A great opening for the Employee Engagement and Communications track at JiveWorld was the session "Working Out Loud: Driving Adoption While Tapping into Employees' Intrinsic Motivation to Make Work Better" by John Stepper and Catherine Shinners. John also handed out 100 free copies of his book, Working Out Loud: For a Better Career and Life.
John kicked off the session by describing how Working Out Loud (WOL) can be one thing that can change you and your company. He told how, while attending JiveWorld several years ago, he was energized seeing other people changing their companies and wanted to be like them, but then going home and struggling to get people just to click a follow button or fill out a profile.
What was missing? His conclusion was that there was no emotional resonance with people. Knowing that everyone wants to feel connected and be part of a bigger purpose, he came up with the idea of WOL circles. The WOL circle concept is a kind of "Dale Carnegie meets the internet."
The essence of WOL Circles is that they consist of 4-5 people, meeting in a safe, confidential environment sharing:
- What is my goal?
- Who can help me?
- Who can I help?
Catherine shared her experience working with Cisco to introduce WOL circles into that company. Cisco had rolled out Jive to the entire company over the past year, but learned that even if you are adept at personal social tools such as Facebook, Twitter, or Linkedin, that doesn't necessarily translate to using social tools for doing work inside a corporate environment. WOL circles help overcome that.

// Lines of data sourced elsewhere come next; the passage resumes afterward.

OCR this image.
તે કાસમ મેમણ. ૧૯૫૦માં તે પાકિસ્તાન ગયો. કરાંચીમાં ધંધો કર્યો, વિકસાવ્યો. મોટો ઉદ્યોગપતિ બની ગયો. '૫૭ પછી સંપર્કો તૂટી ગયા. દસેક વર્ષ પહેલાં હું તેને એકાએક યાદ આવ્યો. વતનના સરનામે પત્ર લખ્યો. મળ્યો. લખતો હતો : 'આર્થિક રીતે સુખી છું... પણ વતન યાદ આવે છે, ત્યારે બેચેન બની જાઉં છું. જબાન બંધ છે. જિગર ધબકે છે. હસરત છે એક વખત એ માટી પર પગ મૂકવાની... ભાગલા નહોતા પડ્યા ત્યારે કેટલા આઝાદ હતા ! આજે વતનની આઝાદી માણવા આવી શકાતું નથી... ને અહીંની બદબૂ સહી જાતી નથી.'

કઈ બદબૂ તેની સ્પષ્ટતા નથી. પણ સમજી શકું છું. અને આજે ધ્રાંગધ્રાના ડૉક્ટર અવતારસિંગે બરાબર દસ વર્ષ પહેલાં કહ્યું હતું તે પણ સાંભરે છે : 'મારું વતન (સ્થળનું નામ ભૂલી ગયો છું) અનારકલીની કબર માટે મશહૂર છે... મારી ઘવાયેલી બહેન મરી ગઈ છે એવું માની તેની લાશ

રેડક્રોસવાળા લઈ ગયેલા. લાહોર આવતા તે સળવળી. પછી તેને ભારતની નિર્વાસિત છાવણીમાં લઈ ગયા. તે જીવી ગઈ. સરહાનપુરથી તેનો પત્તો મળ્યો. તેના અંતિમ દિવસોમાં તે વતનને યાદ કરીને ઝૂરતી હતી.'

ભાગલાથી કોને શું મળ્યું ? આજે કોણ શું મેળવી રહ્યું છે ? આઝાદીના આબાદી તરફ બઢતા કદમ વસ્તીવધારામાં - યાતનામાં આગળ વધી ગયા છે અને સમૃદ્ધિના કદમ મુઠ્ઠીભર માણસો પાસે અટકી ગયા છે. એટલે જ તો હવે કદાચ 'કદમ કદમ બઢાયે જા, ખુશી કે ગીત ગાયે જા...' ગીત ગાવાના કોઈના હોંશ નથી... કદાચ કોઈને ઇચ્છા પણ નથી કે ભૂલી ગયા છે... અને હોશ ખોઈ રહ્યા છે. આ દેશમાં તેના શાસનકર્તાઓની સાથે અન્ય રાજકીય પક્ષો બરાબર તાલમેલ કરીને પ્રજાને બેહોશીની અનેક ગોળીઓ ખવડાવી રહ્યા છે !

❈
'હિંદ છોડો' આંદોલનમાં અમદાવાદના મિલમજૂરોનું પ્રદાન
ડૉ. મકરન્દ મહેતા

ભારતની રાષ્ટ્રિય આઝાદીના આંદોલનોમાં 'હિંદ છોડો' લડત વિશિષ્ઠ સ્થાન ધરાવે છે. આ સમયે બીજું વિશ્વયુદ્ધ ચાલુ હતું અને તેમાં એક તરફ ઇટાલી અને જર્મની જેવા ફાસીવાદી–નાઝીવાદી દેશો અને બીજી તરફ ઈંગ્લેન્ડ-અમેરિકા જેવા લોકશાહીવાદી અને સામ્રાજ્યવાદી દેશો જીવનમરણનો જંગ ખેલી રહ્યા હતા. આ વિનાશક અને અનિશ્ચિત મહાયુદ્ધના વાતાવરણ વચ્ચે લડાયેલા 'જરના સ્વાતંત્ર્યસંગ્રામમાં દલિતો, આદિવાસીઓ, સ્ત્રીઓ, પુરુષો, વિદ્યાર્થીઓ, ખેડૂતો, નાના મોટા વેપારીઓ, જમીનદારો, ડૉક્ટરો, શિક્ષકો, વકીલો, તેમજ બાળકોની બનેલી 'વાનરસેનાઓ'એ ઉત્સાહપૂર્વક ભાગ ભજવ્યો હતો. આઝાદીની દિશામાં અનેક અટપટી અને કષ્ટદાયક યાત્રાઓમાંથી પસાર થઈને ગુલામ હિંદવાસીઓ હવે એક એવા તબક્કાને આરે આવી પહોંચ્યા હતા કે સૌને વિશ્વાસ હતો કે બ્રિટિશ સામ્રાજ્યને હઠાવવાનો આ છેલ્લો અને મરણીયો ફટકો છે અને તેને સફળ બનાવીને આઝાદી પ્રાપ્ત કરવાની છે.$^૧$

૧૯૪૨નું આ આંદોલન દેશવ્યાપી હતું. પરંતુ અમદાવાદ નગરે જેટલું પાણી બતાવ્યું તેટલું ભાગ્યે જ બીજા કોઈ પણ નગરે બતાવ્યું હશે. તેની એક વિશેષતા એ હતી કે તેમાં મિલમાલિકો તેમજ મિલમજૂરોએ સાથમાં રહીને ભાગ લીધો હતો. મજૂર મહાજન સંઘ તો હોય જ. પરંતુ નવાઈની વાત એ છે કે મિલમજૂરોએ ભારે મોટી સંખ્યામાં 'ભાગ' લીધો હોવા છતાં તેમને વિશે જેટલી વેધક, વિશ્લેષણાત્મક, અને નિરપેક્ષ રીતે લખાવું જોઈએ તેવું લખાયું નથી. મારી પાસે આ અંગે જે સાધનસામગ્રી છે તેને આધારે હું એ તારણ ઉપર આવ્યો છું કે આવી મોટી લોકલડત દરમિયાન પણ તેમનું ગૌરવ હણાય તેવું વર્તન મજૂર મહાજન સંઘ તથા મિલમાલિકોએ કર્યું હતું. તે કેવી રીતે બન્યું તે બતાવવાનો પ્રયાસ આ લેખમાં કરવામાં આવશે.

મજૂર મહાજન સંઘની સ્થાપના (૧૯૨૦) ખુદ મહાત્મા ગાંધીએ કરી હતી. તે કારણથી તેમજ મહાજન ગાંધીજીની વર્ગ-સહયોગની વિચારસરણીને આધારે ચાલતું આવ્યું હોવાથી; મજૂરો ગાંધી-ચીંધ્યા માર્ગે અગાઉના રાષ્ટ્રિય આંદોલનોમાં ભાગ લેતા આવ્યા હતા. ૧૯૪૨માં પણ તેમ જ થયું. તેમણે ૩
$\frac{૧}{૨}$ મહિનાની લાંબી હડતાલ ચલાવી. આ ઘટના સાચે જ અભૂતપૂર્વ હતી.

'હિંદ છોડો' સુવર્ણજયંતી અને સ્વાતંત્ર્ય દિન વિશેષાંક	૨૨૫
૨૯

Steps she took to ensure success:
- Had John do a video conference inside Cisco
- Made sure that people who worked together were not in the same circle, to ensure that network connection formation was maximized
- Created a WOL newsletter for Cisco circle members to let them know what was going on in WOL circles at other companies like Bosch or Australian Tax Department
Some of the more interesting results were that two Cisco employees working at opposite ends of the spectrum on supporting government customers discovered each other, and one employee even took the idea home to his wife and kids and the kids, who are now holding their own circles!
John pointed out that there are five basic elements to working out loud:
- creating relationships, building a social network
- leading with generosity
- making your work visible to others
- purposeful discovery, not just serendipity or random sharing
- having a growth mindset, with an attitude of constantly getting better
People tend to think way too narrowly about their contributions, so it's best to start with simple acts of appreciation, recognition, gratitude, and empathy. Your activity should be tied to the intimacy level you have with the other person, little step by little step. Once people get a sense of empowerment, it changes how they look at their goals.
Simple steps taken to create a single circle can often easily scale to having multiple circles with or across organizations, leading to organizational benefits as well as individual ones. For example, Bosch now reports that 83% of their employees also became more effective at using their enterprise social network as a result of being in a WOL circle, and 97% would recommend it to someone else.
If you want to get started with WOL circles in your own organization, In addition to the book there are lots of free materials on the WOL web site. Some tips on getting started:
- Offer some structure and how you will support people through the process
- Don't go after everybody -- focus on the people who self-select
- Often a good place to start is with your organization's diversity groups
- It's important to do it weekly in order to build in time for practice, repetition, and feedback
Later in the afternoon, we held a meet-up where John led an informal discussion on WOL for those who were interested in starting their own circles. A good time, thought-provoking discussion, and mojitos were had by all.